El fin del conflicto armado también sirvió para que se conociera el rostro más brutal de la guerra, con soldados que habían sido obligados a disparar contra sus propios hermanos por combatir en las filas contrarias; o en los testimonios de aquellos que fueron detenidos y torturados en las prisiones de Vietnam del Sur. En las miles de postales que mostraban a un Vietnam despedazado, con sus rutas y calles inundadas de cascos, botas, armas, municiones y uniformes de combate. La guerra había gestado un escenario apocalíptico que se extendía por cientos de kilómetros. Sin embargo, debajo de esos mismos escombros, había un pueblo que no perdió tiempo en la tarea de hacerse visible y abandonar para siempre la oscuridad de los túneles y de la selva.

Triunfó la estrategia del Vietminh y del Frente Nacional de Liberación de someter a Estados Unidos a una operación de desgate, muy costosa, que despertó la crítica internacional y de una parte importante de la sociedad norteamericana. El presente próspero que hoy tiene Vietnam muestra lo lejos que estuvo Estados Unidos de dejar a la zona de Indochina como una región en ruinas, inhabitable.

Vietnam se da hoy la tarea de asegurarse la vida, reconfigurando sus prioridades, sin perder de vista las condiciones que permitieron definir su propia identidad, sabiendo que la guerra, lejos de ser un conflicto acabado, resulta una herida profunda con traumas que se reviven en la actualidad.

Sin embargo, podemos afirmar que Vietnam es mucho más que una actualización del mito entre David y Goliat si uno se toma el tiempo de revisar el sentido que atesoró esa narrativa heroica y qué vinculaciones tiene con el presente. No alcanza para conocer las representaciones de su historia, sus prácticas sociales, el complejo entramado de etnias que la componen, el acelerado proceso de inclusión en un mundo convulsionado y en disputa por las principales potencias de Oriente y Occidente, o la relación que mantiene con aquellos países que lo invadieron y lo saquearon.

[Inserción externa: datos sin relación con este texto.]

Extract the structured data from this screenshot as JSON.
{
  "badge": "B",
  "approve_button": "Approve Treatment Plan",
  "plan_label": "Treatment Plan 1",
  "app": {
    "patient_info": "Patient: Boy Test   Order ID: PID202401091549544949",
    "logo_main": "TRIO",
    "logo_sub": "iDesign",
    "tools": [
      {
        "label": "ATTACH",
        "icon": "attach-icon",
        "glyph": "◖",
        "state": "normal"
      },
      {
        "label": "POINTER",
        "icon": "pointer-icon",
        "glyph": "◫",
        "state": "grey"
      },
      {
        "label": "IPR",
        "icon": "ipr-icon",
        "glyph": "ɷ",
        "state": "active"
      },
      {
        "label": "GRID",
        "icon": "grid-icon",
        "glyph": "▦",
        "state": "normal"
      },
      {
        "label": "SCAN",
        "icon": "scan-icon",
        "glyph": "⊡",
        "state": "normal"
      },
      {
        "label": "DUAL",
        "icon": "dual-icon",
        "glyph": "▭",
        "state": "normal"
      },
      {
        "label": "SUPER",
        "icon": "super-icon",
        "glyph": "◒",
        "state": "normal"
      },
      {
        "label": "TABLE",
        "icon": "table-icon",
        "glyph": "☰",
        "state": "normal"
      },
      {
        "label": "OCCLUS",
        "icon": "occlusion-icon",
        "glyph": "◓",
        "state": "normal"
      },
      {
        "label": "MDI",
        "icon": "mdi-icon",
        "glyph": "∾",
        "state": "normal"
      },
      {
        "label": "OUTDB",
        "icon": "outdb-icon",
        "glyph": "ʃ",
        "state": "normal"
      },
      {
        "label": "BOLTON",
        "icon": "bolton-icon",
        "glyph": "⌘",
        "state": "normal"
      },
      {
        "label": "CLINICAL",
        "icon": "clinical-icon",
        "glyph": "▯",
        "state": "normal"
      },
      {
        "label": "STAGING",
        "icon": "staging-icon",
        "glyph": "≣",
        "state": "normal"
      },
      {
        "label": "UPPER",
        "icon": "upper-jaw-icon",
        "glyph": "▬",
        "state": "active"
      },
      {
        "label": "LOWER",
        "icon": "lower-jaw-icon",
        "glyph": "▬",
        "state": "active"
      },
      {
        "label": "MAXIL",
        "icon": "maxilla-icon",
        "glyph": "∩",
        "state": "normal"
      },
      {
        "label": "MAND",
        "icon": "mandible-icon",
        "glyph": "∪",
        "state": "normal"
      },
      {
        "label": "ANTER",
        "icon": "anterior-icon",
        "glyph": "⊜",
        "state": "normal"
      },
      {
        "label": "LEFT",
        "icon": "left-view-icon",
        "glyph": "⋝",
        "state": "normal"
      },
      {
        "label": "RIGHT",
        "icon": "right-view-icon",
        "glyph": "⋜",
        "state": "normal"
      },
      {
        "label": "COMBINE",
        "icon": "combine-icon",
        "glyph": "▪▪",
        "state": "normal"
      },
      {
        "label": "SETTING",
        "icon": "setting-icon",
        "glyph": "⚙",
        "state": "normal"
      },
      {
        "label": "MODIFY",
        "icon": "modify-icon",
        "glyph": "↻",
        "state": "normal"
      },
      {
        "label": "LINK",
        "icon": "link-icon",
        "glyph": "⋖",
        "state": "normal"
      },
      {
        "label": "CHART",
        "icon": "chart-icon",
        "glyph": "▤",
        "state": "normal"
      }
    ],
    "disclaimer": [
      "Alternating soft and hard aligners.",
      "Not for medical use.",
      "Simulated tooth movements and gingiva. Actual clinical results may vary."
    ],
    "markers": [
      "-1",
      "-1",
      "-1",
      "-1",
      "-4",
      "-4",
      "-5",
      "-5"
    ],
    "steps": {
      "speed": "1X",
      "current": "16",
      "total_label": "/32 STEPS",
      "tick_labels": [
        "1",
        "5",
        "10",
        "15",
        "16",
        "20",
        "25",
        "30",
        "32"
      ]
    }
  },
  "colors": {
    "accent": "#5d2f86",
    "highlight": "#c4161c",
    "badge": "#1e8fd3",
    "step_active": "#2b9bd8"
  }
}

Su pueblo no habla ni actúa condicionado por el odio. Se permitió formas no violentas de redimir su tragedia. Se reconstruyó a sí mismo, impugnando la pretendida naturalización de la uniformidad nacional. Supo desterrar el mantra de ser un país atrapado en los conflictos armados. Se otorgó la posibilidad de crecer en base a sus convicciones con políticas activas de reparación histórica y preservación de la memoria. Los escombros no lo convirtieron en un país con una violencia colectivizada. Vive en paz, integrado a un mundo que no le hace fácil la tarea.